Nove das 16 vítimas fatais do grave acidente envolvendo um ônibus de romeiros, registrado na manhã desta terça-feira (3) na rodovia AL-220, em São José da Tapera, no Médio Sertão de Alagoas, já foram oficialmente identificadas. Todos os corpos passaram por necropsia no Instituto Médico Legal (IML), responsável pelo recolhimento das vítimas.

Entre os mortos estão sete mulheres adultas, cinco homens adultos e quatro crianças. As vítimas identificadas até o momento são:

  • Maria Manuella de Souza Oliveira, 5 anos

  • Claudiana Maria da Silva Bastos, 45 anos

  • Cleusa Simão Lima, 63 anos

  • Cícero Barbosa de Lima, 71 anos

  • Edivania da Silva Lima, 39 anos

  • Josefa Madalena de Alcantara, 67 anos

  • Maria do Socorro Santos, 73 anos

  • Maria Gorete Rodrigues Izidoro da Silva, 38 anos

  • Vandete Maria da Silva, 60 anos

Feridos seguem internados

Além das vítimas fatais, 20 pessoas ficaram feridas e deram entrada na rede estadual de saúde. Quinze foram encaminhadas ao Hospital Regional do Alto Sertão, em Delmiro Gouveia, onde um paciente já recebeu alta médica.
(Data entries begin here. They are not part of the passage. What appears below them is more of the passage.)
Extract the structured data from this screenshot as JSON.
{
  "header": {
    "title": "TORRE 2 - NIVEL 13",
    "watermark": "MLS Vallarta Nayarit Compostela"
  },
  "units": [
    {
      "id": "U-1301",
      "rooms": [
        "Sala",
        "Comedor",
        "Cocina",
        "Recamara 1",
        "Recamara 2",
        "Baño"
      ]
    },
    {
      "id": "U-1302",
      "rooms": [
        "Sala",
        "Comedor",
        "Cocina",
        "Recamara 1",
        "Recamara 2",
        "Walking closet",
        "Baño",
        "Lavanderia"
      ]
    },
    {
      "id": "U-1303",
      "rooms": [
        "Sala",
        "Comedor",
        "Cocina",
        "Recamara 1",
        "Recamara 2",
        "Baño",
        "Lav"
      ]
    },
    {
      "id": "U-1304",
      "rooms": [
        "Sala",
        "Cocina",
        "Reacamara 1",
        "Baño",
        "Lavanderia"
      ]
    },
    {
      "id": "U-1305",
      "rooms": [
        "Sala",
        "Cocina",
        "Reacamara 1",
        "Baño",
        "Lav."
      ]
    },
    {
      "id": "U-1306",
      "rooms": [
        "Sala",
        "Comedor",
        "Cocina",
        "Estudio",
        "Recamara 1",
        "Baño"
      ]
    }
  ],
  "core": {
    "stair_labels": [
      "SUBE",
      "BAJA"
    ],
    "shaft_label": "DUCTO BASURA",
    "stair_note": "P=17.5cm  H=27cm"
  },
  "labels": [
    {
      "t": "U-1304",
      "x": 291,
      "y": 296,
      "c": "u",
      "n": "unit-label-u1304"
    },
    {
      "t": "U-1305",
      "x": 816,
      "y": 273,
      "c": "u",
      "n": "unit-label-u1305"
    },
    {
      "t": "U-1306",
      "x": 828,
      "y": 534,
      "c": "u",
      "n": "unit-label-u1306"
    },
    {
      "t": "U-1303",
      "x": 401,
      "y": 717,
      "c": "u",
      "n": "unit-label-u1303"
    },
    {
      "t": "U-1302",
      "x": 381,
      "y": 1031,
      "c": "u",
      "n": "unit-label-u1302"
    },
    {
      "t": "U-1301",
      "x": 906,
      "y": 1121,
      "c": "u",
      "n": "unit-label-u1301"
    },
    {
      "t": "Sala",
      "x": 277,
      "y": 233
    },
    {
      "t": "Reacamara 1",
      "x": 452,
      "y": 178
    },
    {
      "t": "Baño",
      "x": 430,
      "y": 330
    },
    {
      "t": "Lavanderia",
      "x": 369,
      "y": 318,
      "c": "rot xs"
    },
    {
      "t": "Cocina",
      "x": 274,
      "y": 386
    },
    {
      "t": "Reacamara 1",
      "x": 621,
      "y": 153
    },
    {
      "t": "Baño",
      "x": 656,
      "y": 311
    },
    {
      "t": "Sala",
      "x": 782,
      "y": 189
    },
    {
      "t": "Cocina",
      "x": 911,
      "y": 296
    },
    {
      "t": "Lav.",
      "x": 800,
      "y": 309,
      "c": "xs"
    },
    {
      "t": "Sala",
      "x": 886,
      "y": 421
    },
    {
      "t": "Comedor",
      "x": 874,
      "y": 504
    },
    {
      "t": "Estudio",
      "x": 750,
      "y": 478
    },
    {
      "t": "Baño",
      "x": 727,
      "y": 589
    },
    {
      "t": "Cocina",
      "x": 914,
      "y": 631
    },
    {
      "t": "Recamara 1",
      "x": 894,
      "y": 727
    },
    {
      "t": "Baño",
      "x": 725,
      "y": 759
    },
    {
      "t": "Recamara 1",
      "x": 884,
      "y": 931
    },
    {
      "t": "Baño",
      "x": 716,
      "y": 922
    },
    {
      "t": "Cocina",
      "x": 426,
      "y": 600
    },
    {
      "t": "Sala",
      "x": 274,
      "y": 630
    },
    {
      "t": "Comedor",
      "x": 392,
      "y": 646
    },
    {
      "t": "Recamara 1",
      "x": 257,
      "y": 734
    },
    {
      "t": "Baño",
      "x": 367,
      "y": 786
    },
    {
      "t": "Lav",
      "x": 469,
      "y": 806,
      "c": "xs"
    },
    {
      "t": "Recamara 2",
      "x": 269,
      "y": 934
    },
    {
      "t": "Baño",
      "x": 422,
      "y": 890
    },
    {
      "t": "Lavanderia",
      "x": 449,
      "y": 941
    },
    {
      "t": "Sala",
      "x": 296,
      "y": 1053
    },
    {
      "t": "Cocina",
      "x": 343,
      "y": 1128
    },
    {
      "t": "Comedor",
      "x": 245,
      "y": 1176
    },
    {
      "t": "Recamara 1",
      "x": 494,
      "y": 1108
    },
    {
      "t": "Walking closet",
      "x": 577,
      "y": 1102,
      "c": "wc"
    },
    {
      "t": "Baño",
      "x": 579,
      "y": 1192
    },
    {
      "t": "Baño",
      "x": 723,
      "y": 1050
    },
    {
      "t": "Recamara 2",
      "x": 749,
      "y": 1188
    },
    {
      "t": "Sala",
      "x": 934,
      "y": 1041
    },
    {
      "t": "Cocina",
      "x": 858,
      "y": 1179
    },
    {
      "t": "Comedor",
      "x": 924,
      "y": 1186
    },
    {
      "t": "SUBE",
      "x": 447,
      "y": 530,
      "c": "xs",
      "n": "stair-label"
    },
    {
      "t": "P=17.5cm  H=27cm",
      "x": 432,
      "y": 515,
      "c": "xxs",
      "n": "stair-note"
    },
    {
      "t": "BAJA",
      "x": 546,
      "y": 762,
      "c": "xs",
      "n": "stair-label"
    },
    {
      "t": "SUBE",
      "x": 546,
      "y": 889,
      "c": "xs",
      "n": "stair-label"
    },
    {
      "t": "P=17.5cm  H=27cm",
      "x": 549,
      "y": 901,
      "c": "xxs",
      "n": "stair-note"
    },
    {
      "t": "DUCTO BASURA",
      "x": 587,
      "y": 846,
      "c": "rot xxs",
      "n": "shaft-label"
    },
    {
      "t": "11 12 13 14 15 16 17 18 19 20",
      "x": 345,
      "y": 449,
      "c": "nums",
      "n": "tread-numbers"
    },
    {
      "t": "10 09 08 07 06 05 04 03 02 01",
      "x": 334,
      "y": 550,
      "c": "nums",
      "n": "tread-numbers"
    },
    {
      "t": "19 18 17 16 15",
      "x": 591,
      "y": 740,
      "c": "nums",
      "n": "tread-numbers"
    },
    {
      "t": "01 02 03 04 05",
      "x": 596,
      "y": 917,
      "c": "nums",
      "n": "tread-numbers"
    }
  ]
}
Uma criança com múltiplas fraturas foi transferida para o Hospital Geral do Estado (HGE), em Maceió, e permanece internada na área vermelha, em estado grave.

O Hospital de Emergência do Agreste recebeu cinco pacientes. Um deles deixou a unidade antes do atendimento para acompanhar o velório de familiares, enquanto os outros quatro seguem internados em estado grave. Ao todo, 18 sobreviventes continuam hospitalizados.

Perícia aponta saída de pista em curva

A Polícia Científica de Alagoas concluiu a perícia no local do acidente, ocorrido no Povoado Caboclo. Segundo o perito criminal Gerard Deokaran, do Instituto de Criminalística de Arapiraca, o ônibus retornava de Juazeiro transportando romeiros quando saiu da pista ao contornar uma curva, caiu em uma ribanceira com mais de cinco metros de altura e tombou às margens da rodovia, no sentido São José da Tapera.

Os trabalhos seguiram os protocolos adotados em desastres de grande magnitude. Foram analisadas marcas na pista e na ribanceira, recolhido o tacógrafo do veículo para avaliação, além da realização de exames no sistema de freios e medições para verificação da velocidade.

De acordo com a Polícia Científica, não foram identificados sinais de frenagem antes da saída do ônibus da pista. Exames complementares ainda serão realizados para a conclusão do laudo técnico, que deverá esclarecer a dinâmica e as causas do acidente.